Comic books and comic art were unstoppable. There were hundreds of CGC and CBCS-graded comic books from which to choose. Lassoing the top spot in the category was a scarce issue of All Star Comics #8, featuring the first appearance of Wonder Woman. Acknowledged as one of the most important issues in the history of DC Comics, Hake’s example of All Star Comics #8 cashed out at $31,925, a record price for a certified copy.
Comic art collectors were presented with a tantalizing opportunity. Within the selection of hundreds of one-of-a-kind pieces of original art from comic strips, comic books and other media, there were 22 lots of Mike Zeck’s art created for Captain America #265. The cover art plus all 21 interior story pages from the January 1982 comic book were auctioned consecutively and sold to various bidders for a total of $35,325.
ose Luis Garcia-Lopez’s original pen-and-ink art for a DC Comics’ 1982 Justice League of America licensing style guide was entered in the sale with a $5,000-$10,000 estimate, but summoning all its superpowers, it landed at $12,214.
“There was very active bidding for the comic books and comic art in our July sale,” said Alex Winter, president of Hake’s Americana. “It continues to be one of the fastest-rising collector categories, in part because everyone can relate to comic books and superheroes.
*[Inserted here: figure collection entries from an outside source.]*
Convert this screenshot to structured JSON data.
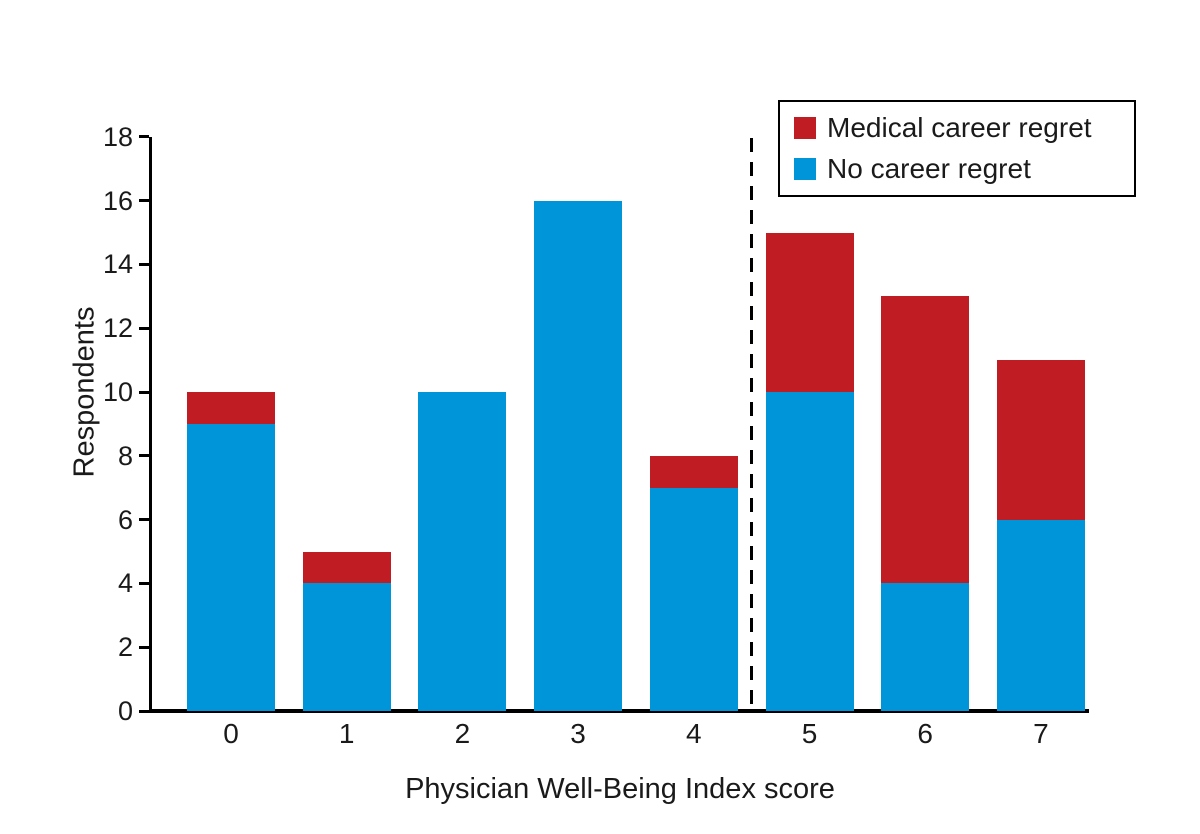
{
  "figure": {
    "background": "#ffffff",
    "text_color": "#1a1a1a",
    "axis_color": "#000000"
  },
  "chart_data": {
    "type": "bar",
    "stacked": true,
    "categories": [
      "0",
      "1",
      "2",
      "3",
      "4",
      "5",
      "6",
      "7"
    ],
    "series": [
      {
        "name": "Medical career regret",
        "color": "#bf1c24",
        "values": [
          1,
          1,
          0,
          0,
          1,
          5,
          9,
          5
        ]
      },
      {
        "name": "No career regret",
        "color": "#0095d8",
        "values": [
          9,
          4,
          10,
          16,
          7,
          10,
          4,
          6
        ]
      }
    ],
    "totals": [
      10,
      5,
      10,
      16,
      8,
      15,
      13,
      11
    ],
    "title": "",
    "xlabel": "Physician Well-Being Index score",
    "ylabel": "Respondents",
    "ylim": [
      0,
      18
    ],
    "yticks": [
      0,
      2,
      4,
      6,
      8,
      10,
      12,
      14,
      16,
      18
    ],
    "grid": false,
    "legend_position": "top-right",
    "divider": {
      "between_categories": [
        "4",
        "5"
      ],
      "style": "dashed",
      "color": "#000000"
    }
  }
}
Also, it’s possible to start a collection modestly or to aim for the very top, price wise. Anyone can join the hobby and really enjoy it.”
Once again at Hake’s, concert posters rocked the house. A 1955 Bill Haley and His Comets “boxing-style” poster advertising a show in Berks County, Pa., crushed its $2,000-$5,000 estimate to take a final bow at $17,785. A 1964 Caravan of Record Stars concert poster featuring the Supremes also sailed past its estimate to make $9,540 – nearly five times its pre-sale estimate.